Anciano afligido, Van Gogh (imagen tomada de blocdejavier) |
Había una casa junto al río, pequeña
y lúgubre; una trocha inverosímil conducía hasta ella. Solitaria en la ribera,
encajada a presión junto al cauce oscuro, casi inerme frente a la estática
avalancha de peñascos que otorgan a la quebrada el aspecto de una catarata
pétrea, su estampa invocaba poderosamente la tristeza. Parecía una dependencia fabril,
algún tipo de instalación auxiliar a la estambrera situada medio kilómetro río
arriba, pero en realidad era una casa estrecha y de exigua altura, con cierto
aire de cajón o de jaula, alumbrada miserablemente por tres ventanucos
enrejados, como respiraderos, enfrentados al cauce. Sus esquinas estaban
alzadas con sillares de granito -extraño lujo-, que se mimetizaban en el
paramento ciego con el granito salvaje del despeñadero; los muros, purulentos
de verdín sobre la cal, mostraban en los desconchones una incongruente trama de
ladrillo y obra mampostera. El tejado, partiendo a un agua desde la misma pared
rocosa, estaba alfombrado de musgo; asomaba una mínima chimenea desmoronada.
Un avellano silvestre ocultaba la
casucha a las miradas curiosas, haciéndola imperceptible desde la otra orilla,
la accesible para el tránsito humano. Ya entonces, cuando la casa aún
permanecía en pie, el tamaño del árbol resultaba descomunal para su especie.
Pero el fruto era vano. La cáscara de septiembre, gorda, lustrosa, prometedora,
cubría engañosamente una avellana minúscula y aplastada, raquítica, poco mayor
que una uña: aborto vegetal en su elegante ataúd.
Como el nochizo, el habitante de la
casa era un gigante. Ambos, nochizo y hombre gigantes, diríanse por ello paradoja
y burla de la casa pequeña. El hombre -quien trabajara, desde la adolescencia a
la vejez, como encargado de la central eléctrica de la estambrera, siempre
disponible: un perfecto obrero-, mantenía un porte soberbio a pesar de haber
superado la sesentena: el pelo canoso, pero abundante; las espaldas de Atlas,
los movimientos firmes, el andar envirotado. Pero también, como el nochizo
junto al que creció, arrastraba un anatema de infecundidad. Toda la vida en la
ribera umbría, de la estambrera a la casa y de la casa a la estambrera, dueño de una
inconcebible soledad, el alma yerma. El mono azul como hábito; la turbina de la
central como cotidiano afán. Un trayecto cartujo, pero sin fe ni esperanza de
redención. La estéril y embrutecida existencia de un perfecto obrero.

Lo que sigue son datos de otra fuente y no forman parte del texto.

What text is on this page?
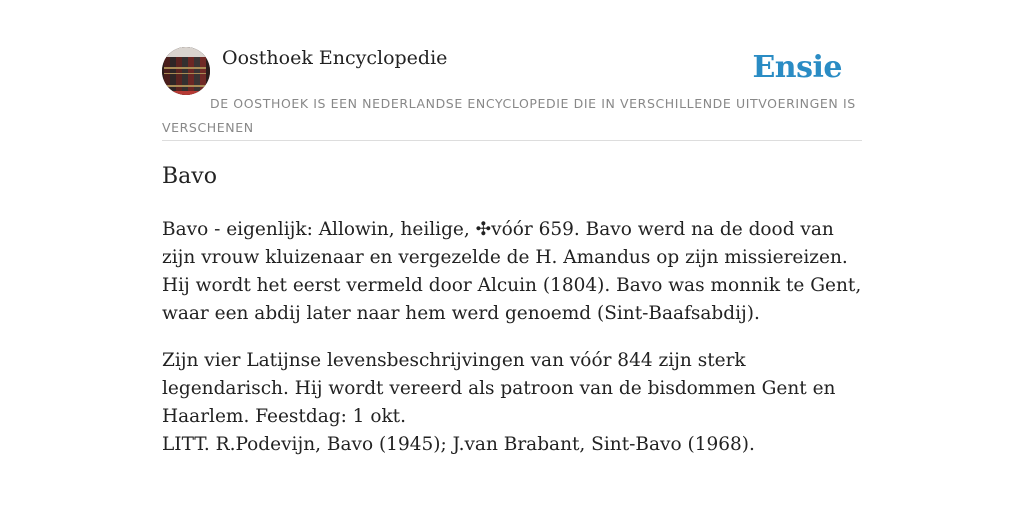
Oosthoek Encyclopedie	Ensie
DE OOSTHOEK IS EEN NEDERLANDSE ENCYCLOPEDIE DIE IN VERSCHILLENDE UITVOERINGEN IS VERSCHENEN
Bavo

Bavo - eigenlijk: Allowin, heilige, ✣vóór 659. Bavo werd na de dood van zijn vrouw kluizenaar en vergezelde de H. Amandus op zijn missiereizen. Hij wordt het eerst vermeld door Alcuin (1804). Bavo was monnik te Gent, waar een abdij later naar hem werd genoemd (Sint-Baafsabdij).

Zijn vier Latijnse levensbeschrijvingen van vóór 844 zijn sterk legendarisch. Hij wordt vereerd als patroon van de bisdommen Gent en Haarlem. Feestdag: 1 okt.

LITT. R.Podevijn, Bavo (1945); J.van Brabant, Sint-Bavo (1968).
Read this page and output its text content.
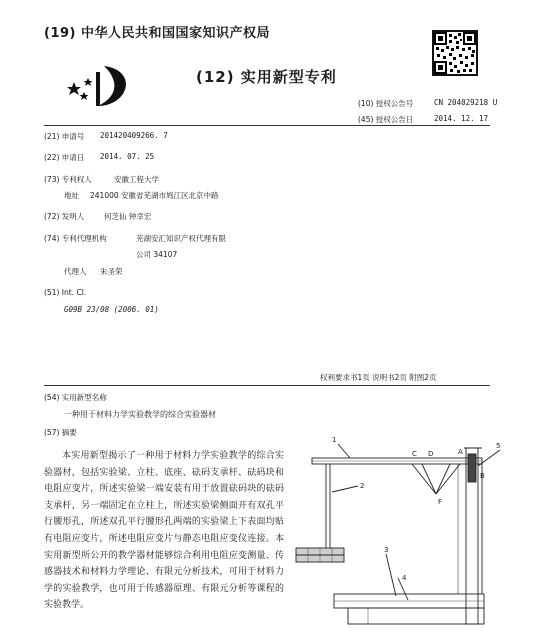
(19) 中华人民共和国国家知识产权局
(12) 实用新型专利
(10) 授权公告号	CN 204029218 U
(45) 授权公告日	2014. 12. 17
(21) 申请号 201420409266. 7
(22) 申请日 2014. 07. 25
(73) 专利权人	安徽工程大学
地址 241000 安徽省芜湖市鸠江区北京中路
(72) 发明人	何芝仙 钟幸宏
(74) 专利代理机构	芜湖安汇知识产权代理有限
公司 34107
代理人 朱圣荣
(51) Int. Cl.
G09B 23/08 (2006. 01)
权利要求书1页 说明书2页 附图2页
(54) 实用新型名称
一种用于材料力学实验教学的综合实验器材
(57) 摘要
本实用新型揭示了一种用于材料力学实验教学的综合实验器材，包括实验梁、立柱、底座、砝码支承杆、砝码块和电阻应变片，所述实验梁一端安装有用于放置砝码块的砝码支承杆，另一端固定在立柱上，所述实验梁侧面开有双孔平行腰形孔，所述双孔平行腰形孔两端的实验梁上下表面均贴有电阻应变片，所述电阻应变片与静态电阻应变仪连接。本实用新型所公开的教学器材能够综合利用电阻应变测量、传感器技术和材料力学理论、有限元分析技术，可用于材料力学的实验教学，也可用于传感器原理、有限元分析等课程的实验教学。
1
2
3
4
5
A
B
C D
F
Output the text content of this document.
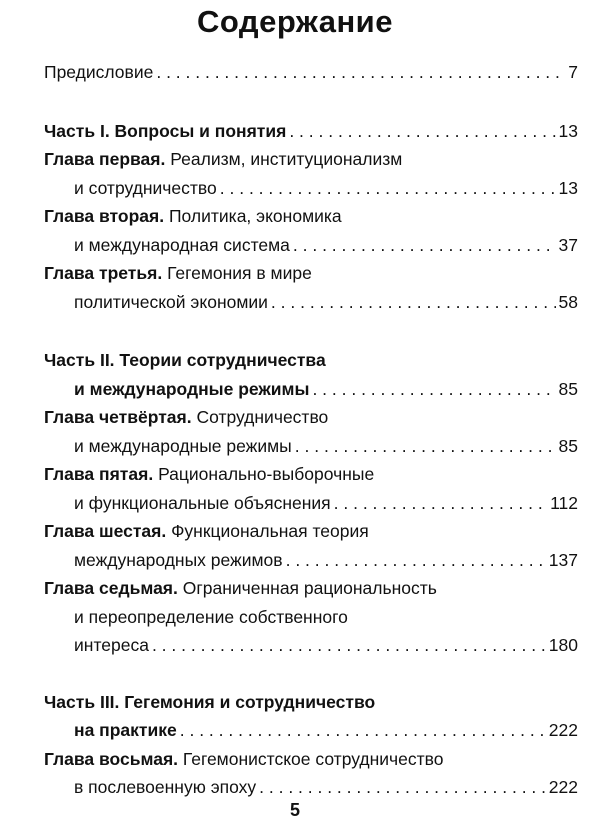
Содержание
Предисловие . . .	7
Часть I. Вопросы и понятия . . .	13
Глава первая. Реализм, институционализм
и сотрудничество . . .	13
Глава вторая. Политика, экономика
и международная система . . .	37
Глава третья. Гегемония в мире
политической экономии . . .	58
Часть II. Теории сотрудничества
и международные режимы . . .	85
Глава четвёртая. Сотрудничество
и международные режимы . . .	85
Глава пятая. Рационально-выборочные
и функциональные объяснения . . .	112
Глава шестая. Функциональная теория
международных режимов . . .	137
Глава седьмая. Ограниченная рациональность
и переопределение собственного
интереса . . .	180
Часть III. Гегемония и сотрудничество
на практике . . .	222
Глава восьмая. Гегемонистское сотрудничество
в послевоенную эпоху . . .	222
5
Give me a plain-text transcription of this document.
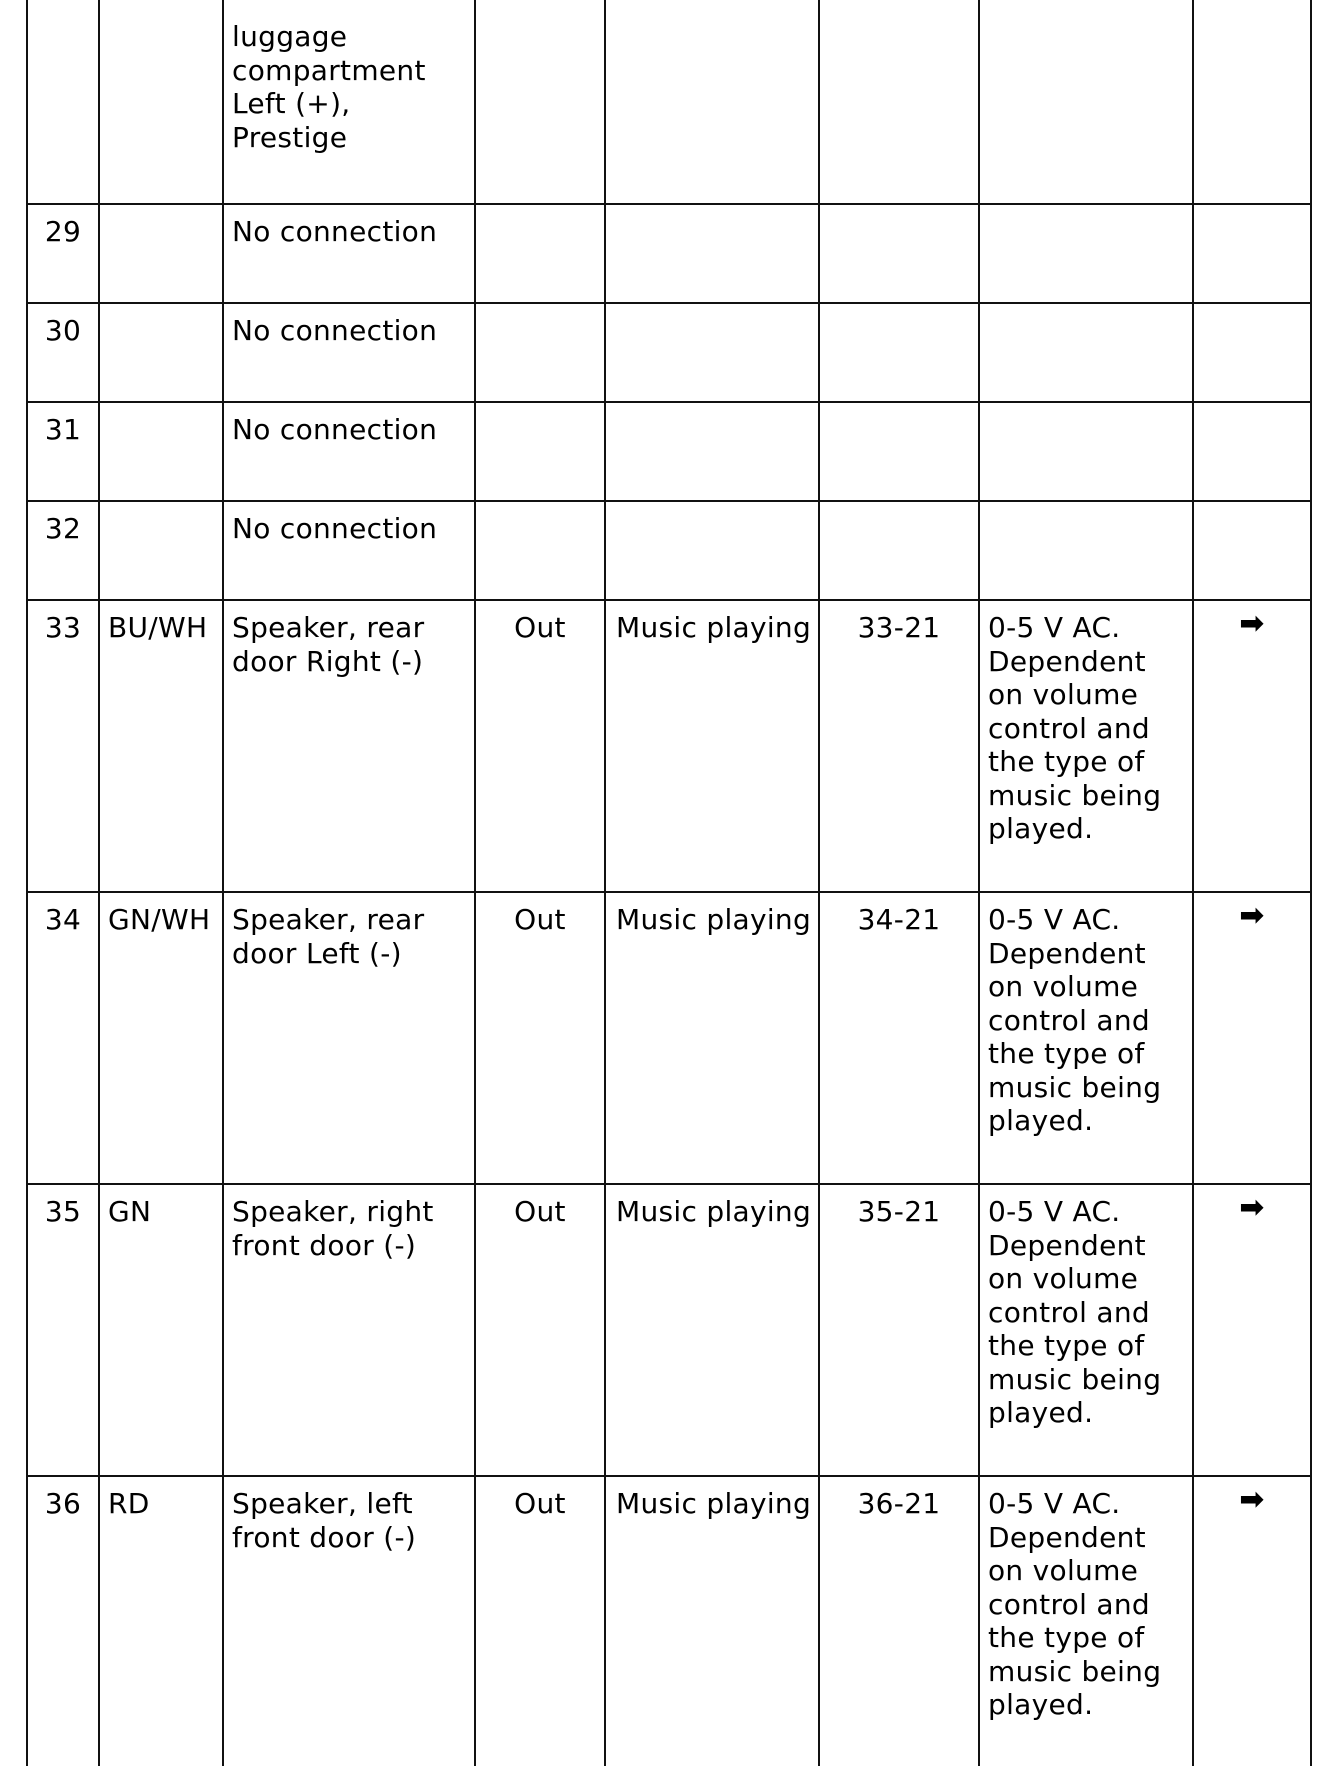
		luggage compartment Left (+), Prestige					
29		No connection					
30		No connection					
31		No connection					
32		No connection					
33	BU/WH	Speaker, rear door Right (-)	Out	Music playing	33-21	0-5 V AC. Dependent on volume control and the type of music being played.	➡
34	GN/WH	Speaker, rear door Left (-)	Out	Music playing	34-21	0-5 V AC. Dependent on volume control and the type of music being played.	➡
35	GN	Speaker, right front door (-)	Out	Music playing	35-21	0-5 V AC. Dependent on volume control and the type of music being played.	➡
36	RD	Speaker, left front door (-)	Out	Music playing	36-21	0-5 V AC. Dependent on volume control and the type of music being played.	➡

Por los Inocentes de hace cuatro
años, el hombre escogió como patíbulo una rama de su árbol hermano. La estampa
del ahorcado, como fondo el tenebroso paraje, no habría sido menospreciada por
la inspiración de Rops o de Schikaneder. La casa se vino abajo poco después;
sólo queda ya un montículo de escombros cubiertos de maleza. Desde hace tres
años, cada septiembre, el nochizo produce unas avellanas dignas de su cáscara.
Gabriel Cusac
2 comentarios:
La historia me recuerda a otras mas antiguas ya ecos de sacrificios por el bien de los demás, en este caso habría que ver si alguien se aventuro a comer del avellano. un abrazo Gabriel y un placer leerte.
Llevo esquilmando el avellano los dos últimos septiembres y no sé qué pasa, es llevarme las avellanas a la boca y empezar a escuchar lamentos y voces confusas, como psicofonías... Un abrazo, Ainhoa.